The comments of the first Arbitrator who responded is right on. The only thing I would suggest is that any conversations about potentially unethical conduct should be between the Arbitrators and the lawyers---not the parties.

Robert L. Cowles

I think it depends entirely on the nature of the alleged conduct. If it appears to have nothing to do with the issues, the arbitrator (panel) should probably ignore it. If however, it may bear upon the matter before the arbitrator, it should be discussed with all counsel, after which a decision can be made as to an appropriate remedy. In the unlikely event the arbitrator believes the attorney may be planning some sort of criminal conduct, the appropriate authorities should be notified.

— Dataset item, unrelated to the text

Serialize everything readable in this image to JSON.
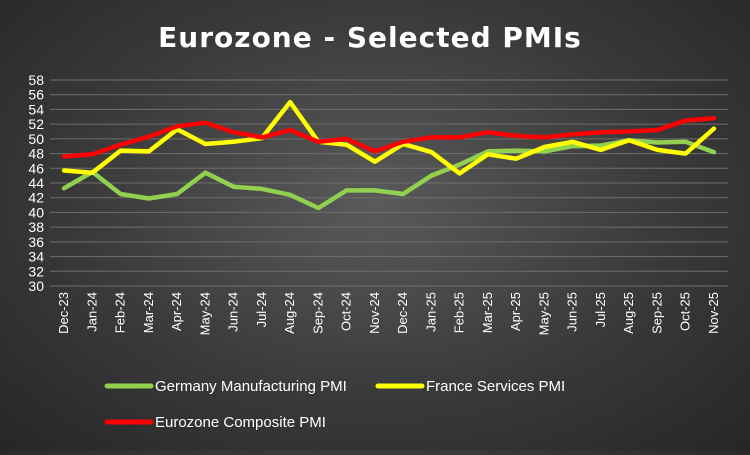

I agree with the above suggestion that if the arbitrator has a good faith belief that unethical conduct affects the matter before him or her, there is an obligation to develop the subject on the record and to impose sanctions or draw an adverse inference depending on the conduct and its consequences. If the arbitrator is an attorney, in most jurisdictions the improper conduct probably has to be reported to the appropriate disciplinary authority, and if the perceived conduct is not directly related to the proceedings before the arbitrator, I would probably develop enough on the record to have a good faith basis to believe the report would be justified. I would not do any independent "investigation" because that is neither the role of the arbitrator, and many really would not have the knowledge or experience to do so without causing collateral consequences.